Not worth the effort

Norway is ending trials of e-voting systems in its national and local elections because voters' fears about their votes becoming public could undermine democratic processes. Experiments with voting via the net were carried out during elections held in 2011 and 2013.

But the whole thing was a disaster. The trials did not boost turn out and there was a political controversy over voter privacy. In a statement, Norway's Office of Modernisation said although there was "broad political desire" to let people vote via the net, the poor results from the last two experiments had convinced the government to stop spending money on the project. 

The 2013 trial was marred by the fact that the encryption scheme used to protect votes being sent across the net was a little dodgy. Software experts called for the entire voting system to be rewritten to better protect data. In 2013 70,000 Norwegians took the chance to cast an e-vote. This represented about 38 per cent of all the 250,000 people across 12 towns and cities who were eligible to vote online.
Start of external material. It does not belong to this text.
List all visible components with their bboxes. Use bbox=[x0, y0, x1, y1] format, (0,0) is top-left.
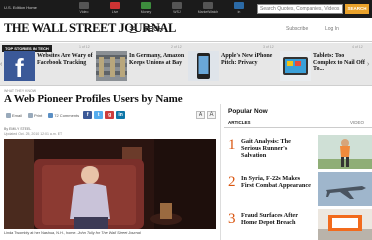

But that did not mean that there was a rise in the overall number of people voting nor that it mobilised new groups, such as young people, to vote. The report by Norway's Institute of Social Research also expressed worries about the fact that online voting took place in what it called "uncontrolled environments". This, it said, undermined the need for a vote to be made in secret without anyone influencing the voter as they made their choice.

Basically there was a concern that families would be forced to vote the same way, when a secret ballot would have lead to family members voting in different ways.

It said there was also some evidence that a small number of people, 0.75% of all voters, managed to vote twice in 2013. They did this by voting once online then travelling to a polling station to cast a paper ballot.